Typed Accessors¶
RowReader — and the nested PqStruct / PqList / PqMap flyweights — decode each column to its
logical-type Java representation through typed accessor methods. This page is the full
correspondence between accessor, Parquet type, and Java type, together with the null- and
type-mismatch contracts every accessor obeys. For the task-oriented walkthrough, see
Read Row by Row.
Accessor type mapping¶
All accessors are available in two forms — name-based (getInt("column_name")) and index-based
(getInt(columnIndex)); see Index-based access.
| Method | Physical Type | Logical Type | Java Type |
|---|---|---|---|
getBoolean |
BOOLEAN | boolean |
|
getInt |
INT32 | int |
|
getLong |
INT64 | long |
|
getFloat |
FLOAT, or FIXED_LEN_BYTE_ARRAY(2) | FLOAT16 (optional) | float |
getDouble |
DOUBLE | double |
|
getBinary |
BYTE_ARRAY | BSON (optional) | byte[] |
getString |
BYTE_ARRAY | STRING or JSON | String |
getDate |
INT32 | DATE | LocalDate |
getTime |
INT32 or INT64 | TIME | LocalTime |
getTimestamp |
INT64, or legacy INT96 | TIMESTAMP (isAdjustedToUTC = true) |
Instant |
getLocalTimestamp |
INT64 | TIMESTAMP (isAdjustedToUTC = false) |
LocalDateTime |
getDecimal |
INT32, INT64, or FIXED_LEN_BYTE_ARRAY | DECIMAL | BigDecimal |
getUuid |
FIXED_LEN_BYTE_ARRAY | UUID | UUID |
getInterval |
FIXED_LEN_BYTE_ARRAY(12) | INTERVAL | PqInterval |
getStruct |
PqStruct |
||
getList |
LIST | PqList |
|
getMap |
MAP | PqMap |
|
getVariant |
BYTE_ARRAY pair | VARIANT | PqVariant |
isNull |
Any | Any | boolean |
All methods are available as both method(name) and method(index).
Null handling¶
Primitive accessors (getInt, getLong, getFloat, getDouble, getBoolean) throw
NullPointerException if the field is null — always check isNull() first. Object accessors
(getString, getDate, getTimestamp, getLocalTimestamp, getDecimal, getUuid,
getInterval, getStruct, getList, getMap) return null for null fields.
Type mismatches¶
Requesting the wrong type for a column (e.g. getInt on a LONG column, getDate on a STRING
column) is a programming error; the call fails at runtime with an unchecked exception. The
specific exception type is unspecified and may change between releases — do not catch it as part of
normal control flow. If the column type isn't known statically, check it up front via
reader.getFileSchema().getColumn(name) and inspect the returned ColumnSchema's type() /
logicalType() — see Inspect File Metadata.

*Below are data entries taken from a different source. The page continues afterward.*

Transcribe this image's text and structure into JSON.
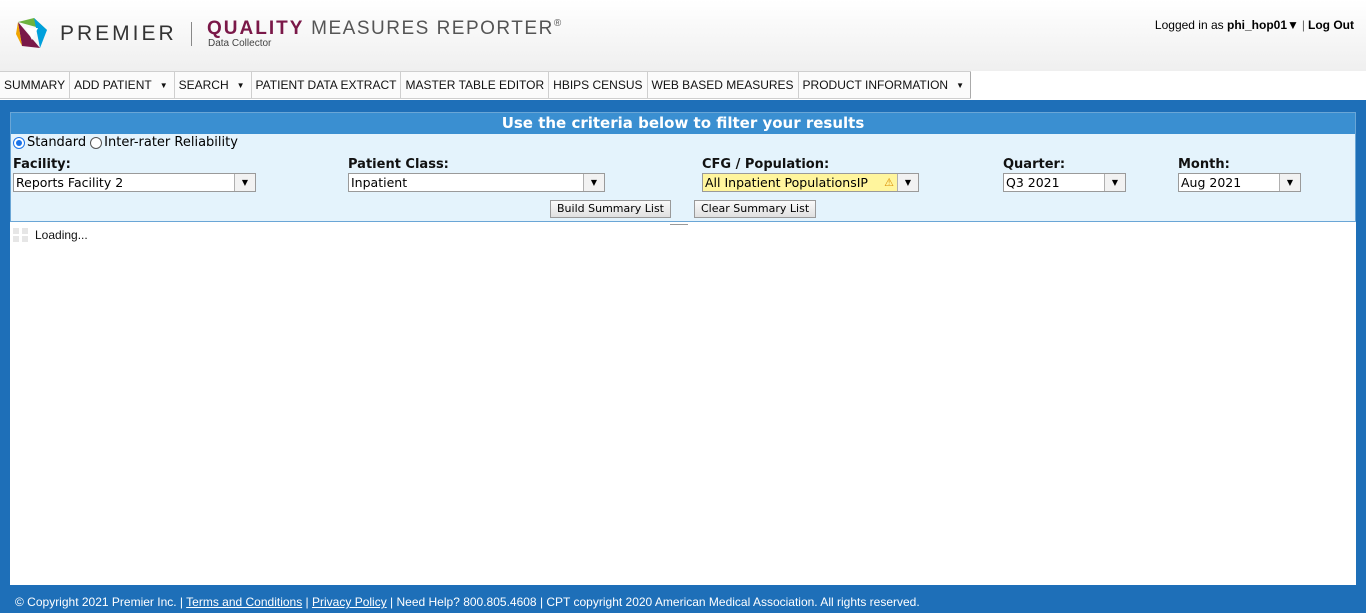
{
  "header": {
    "brand": "PREMIER",
    "product_strong": "QUALITY",
    "product_rest": " MEASURES REPORTER",
    "product_reg": "®",
    "product_sub": "Data Collector",
    "user_prefix": "Logged in as ",
    "username": "phi_hop01",
    "user_caret": "▼",
    "separator": "|",
    "logout": "Log Out",
    "brand_colors": [
      "#6cb33f",
      "#00a0dc",
      "#7a1848",
      "#f0a500"
    ]
  },
  "nav": {
    "items": [
      {
        "label": "SUMMARY",
        "caret": ""
      },
      {
        "label": "ADD PATIENT",
        "caret": "▼"
      },
      {
        "label": "SEARCH",
        "caret": "▼"
      },
      {
        "label": "PATIENT DATA EXTRACT",
        "caret": ""
      },
      {
        "label": "MASTER TABLE EDITOR",
        "caret": ""
      },
      {
        "label": "HBIPS CENSUS",
        "caret": ""
      },
      {
        "label": "WEB BASED MEASURES",
        "caret": ""
      },
      {
        "label": "PRODUCT INFORMATION",
        "caret": "▼"
      }
    ]
  },
  "filter": {
    "title": "Use the criteria below to filter your results",
    "radio_standard": "Standard",
    "radio_irr": "Inter-rater Reliability",
    "selected_mode": "Standard",
    "facility_label": "Facility:",
    "facility_value": "Reports Facility 2",
    "patient_class_label": "Patient Class:",
    "patient_class_value": "Inpatient",
    "cfg_label": "CFG / Population:",
    "cfg_value": "All Inpatient PopulationsIP",
    "cfg_warning": "⚠",
    "quarter_label": "Quarter:",
    "quarter_value": "Q3 2021",
    "month_label": "Month:",
    "month_value": "Aug 2021",
    "dropdown_arrow": "▼",
    "build_button": "Build Summary List",
    "clear_button": "Clear Summary List"
  },
  "content": {
    "loading_text": "Loading..."
  },
  "footer": {
    "copyright": "© Copyright 2021 Premier Inc.  | ",
    "terms": "Terms and Conditions",
    "sep1": " | ",
    "privacy": "Privacy Policy",
    "help": " | Need Help? 800.805.4608 | CPT copyright 2020 American Medical Association. All rights reserved."
  },
  "colors": {
    "frame_blue": "#1e6fb8",
    "panel_title_blue": "#3a8fd1",
    "panel_bg": "#e4f3fc",
    "highlight_yellow": "#fff59d"
  }
}
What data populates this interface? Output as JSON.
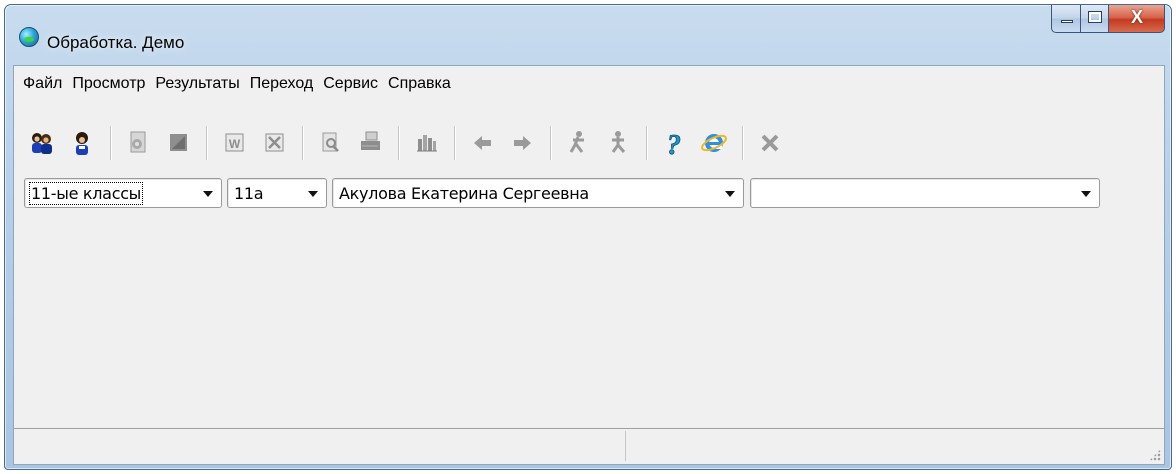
{
  "window": {
    "title": "Обработка. Демо",
    "icon": "globe-icon",
    "accent": "#b7cfe8",
    "caption_buttons": {
      "minimize_icon": "minimize-icon",
      "maximize_icon": "maximize-icon",
      "close_icon": "close-icon",
      "close_glyph": "X"
    }
  },
  "menubar": {
    "items": [
      "Файл",
      "Просмотр",
      "Результаты",
      "Переход",
      "Сервис",
      "Справка"
    ]
  },
  "toolbar": {
    "buttons": [
      {
        "icon": "group-users-icon",
        "enabled": true
      },
      {
        "icon": "single-user-icon",
        "enabled": true
      },
      {
        "icon": "document-gear-icon",
        "enabled": false
      },
      {
        "icon": "edit-box-icon",
        "enabled": false
      },
      {
        "icon": "word-export-icon",
        "enabled": false
      },
      {
        "icon": "excel-export-icon",
        "enabled": false
      },
      {
        "icon": "print-preview-icon",
        "enabled": false
      },
      {
        "icon": "printer-icon",
        "enabled": false
      },
      {
        "icon": "chart-icon",
        "enabled": false
      },
      {
        "icon": "arrow-left-icon",
        "enabled": false
      },
      {
        "icon": "arrow-right-icon",
        "enabled": false
      },
      {
        "icon": "person-walk-icon",
        "enabled": false
      },
      {
        "icon": "person-walk-alt-icon",
        "enabled": false
      },
      {
        "icon": "help-icon",
        "enabled": true
      },
      {
        "icon": "internet-explorer-icon",
        "enabled": true
      },
      {
        "icon": "close-icon",
        "enabled": false
      }
    ],
    "help_glyph": "?"
  },
  "filters": {
    "class_group": "11-ые классы",
    "class": "11а",
    "student": "Акулова Екатерина Сергеевна",
    "extra": ""
  },
  "statusbar": {
    "left": "",
    "right": ""
  }
}
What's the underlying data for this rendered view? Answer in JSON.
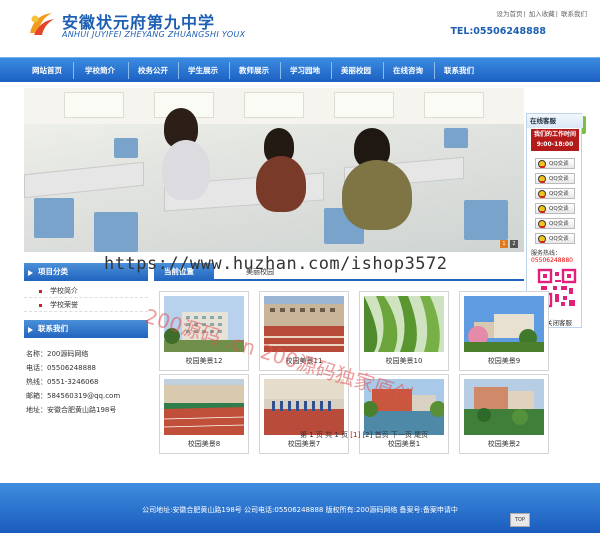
{
  "header": {
    "school_name": "安徽状元府第九中学",
    "school_name_en": "ANHUI JUYIFEI ZHEYANG ZHUANGSHI YOUX",
    "top_links": [
      "设为首页",
      "加入收藏",
      "联系我们"
    ],
    "phone": "TEL:05506248888"
  },
  "nav": {
    "items": [
      "网站首页",
      "学校简介",
      "校务公开",
      "学生展示",
      "教师展示",
      "学习园地",
      "美丽校园",
      "在线咨询",
      "联系我们"
    ]
  },
  "service": {
    "title": "在线客服",
    "hours_title": "我们的工作时间",
    "hours": "9:00-18:00",
    "qq_buttons": [
      "QQ交谈",
      "QQ交谈",
      "QQ交谈",
      "QQ交谈",
      "QQ交谈",
      "QQ交谈"
    ],
    "hotline_label": "服务热线：",
    "hotline": "05506248880",
    "close": "关闭客服"
  },
  "sidebar": {
    "category_title": "项目分类",
    "categories": [
      "学校简介",
      "学校荣誉"
    ],
    "contact_title": "联系我们",
    "contact": {
      "name": "名称：200源码网络",
      "phone": "电话：05506248888",
      "hotline": "热线：0551-3246068",
      "email": "邮箱：584560319@qq.com",
      "address": "地址：安徽合肥黄山路198号"
    }
  },
  "main": {
    "tab": "当前位置",
    "breadcrumb": "美丽校园",
    "gallery": [
      {
        "caption": "校园美景12"
      },
      {
        "caption": "校园美景11"
      },
      {
        "caption": "校园美景10"
      },
      {
        "caption": "校园美景9"
      },
      {
        "caption": "校园美景8"
      },
      {
        "caption": "校园美景7"
      },
      {
        "caption": "校园美景1"
      },
      {
        "caption": "校园美景2"
      }
    ],
    "pager": {
      "summary": "第 1 页 共 1 页",
      "current": "[1]",
      "page2": "[2]",
      "first": "首页",
      "next": "下一页",
      "last": "尾页"
    }
  },
  "footer": {
    "text": "公司地址:安徽合肥黄山路198号 公司电话:05506248888 版权所有:200源码网络 备案号:备案申请中",
    "top_button": "TOP"
  },
  "watermark": {
    "url": "https://www.huzhan.com/ishop3572",
    "diag": "200源码 .cn 200源码独家原创"
  },
  "colors": {
    "nav_blue": "#2164c0",
    "title_blue": "#1d5fb2",
    "service_red": "#b51a1a",
    "accent_green": "#7ac143"
  }
}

The getTimestamp / getLocalTimestamp pair is split along the column's isAdjustedToUTC flag:
getTimestamp requires isAdjustedToUTC = true and returns Instant; getLocalTimestamp
requires isAdjustedToUTC = false and returns LocalDateTime. Calling the wrong one for a column
throws IllegalStateException naming the column and the actual flag value. If the kind isn't known
statically, branch on ((LogicalType.TimestampType) column.logicalType()).isAdjustedToUTC() before
the accessor call, or use the generic getValue accessor, which returns Instant or
LocalDateTime per the column's flag. For why the pair is split, see
Timestamp Semantics.
The TIME logical type also carries an isAdjustedToUTC flag, but LocalTime has no zone of its
own, so getTime returns LocalTime either way and the flag is informational — inspect
((LogicalType.TimeType) column.logicalType()).isAdjustedToUTC() if the distinction matters to
your application.
FLOAT16 columns¶
getFloat accepts FLOAT16 columns (FIXED_LEN_BYTE_ARRAY(2) annotated with the FLOAT16 logical
type) and decodes the 2-byte IEEE 754 half-precision payload to a single-precision float. The
widening is lossless — half-precision NaN, ±Infinity, and signed zero round-trip cleanly, and the
original NaN bit pattern is preserved (the Parquet spec does not canonicalize NaNs on write). Use
Float.isNaN(value) for NaN checks rather than equality. As with all primitive accessors,
isNull() must be checked before getFloat() since FLOAT16 columns can be optional.
Legacy INT96 timestamps¶
Parquet files written by older versions of Apache Spark and Hive store timestamps in the deprecated
INT96 physical type without a TIMESTAMP logical type annotation. getTimestamp detects INT96
automatically and decodes it to an Instant; no caller-side handling is required.
Legacy converted-type annotations¶
Writers predating the modern logical-type union (older parquet-mr / Hive / Impala / Spark) annotate
primitive columns with only a legacy converted_type and no logicalType. Hardwood promotes each
one to its logical type, so the column decodes through the normal typed accessor with no
caller-side opt-in:
converted_type |
Accessor | Java type |
|---|---|---|
UTF8 |
getString |
String |
JSON |
getString |
String |
ENUM, BSON |
getBinary |
byte[] |
DATE |
getDate |
LocalDate |
DECIMAL |
getDecimal |
BigDecimal |
TIME_MILLIS, TIME_MICROS |
getTime |
LocalTime |
TIMESTAMP_MILLIS, TIMESTAMP_MICROS |
getTimestamp |
Instant |
INT_8, INT_16, INT_32, INT_64 |
getValue |
Byte / Short / Integer / Long |
UINT_8, UINT_16, UINT_32, UINT_64 |
getValue |
Integer / Long (raw two's-complement bit pattern) |
INTERVAL |
getInterval |
PqInterval |
TIME_* columns decode to a UTC-normalized LocalTime time-of-day and TIMESTAMP_* columns to a
UTC-normalized Instant, matching the parquet-format backward-compatibility rule for these
annotations. Unsigned columns preserve the stored bit pattern — reinterpret with
Integer.toUnsignedLong / Long.toUnsignedString for the unsigned magnitude. When a file carries
both a converted_type and a modern logicalType, the logicalType takes precedence.
The MAP group annotation has a legacy form too: some older parquet-mr / Hive / Impala files annotate
only the inner repeated key_value group with MAP_KEY_VALUE and leave the outer group unannotated.
Hardwood recognizes this form as a map, so getMap returns a PqMap and the group's
SchemaNode.GroupNode.isMap() reports true (with logicalType() returning a MapType), exactly as
for the modern MAP annotation.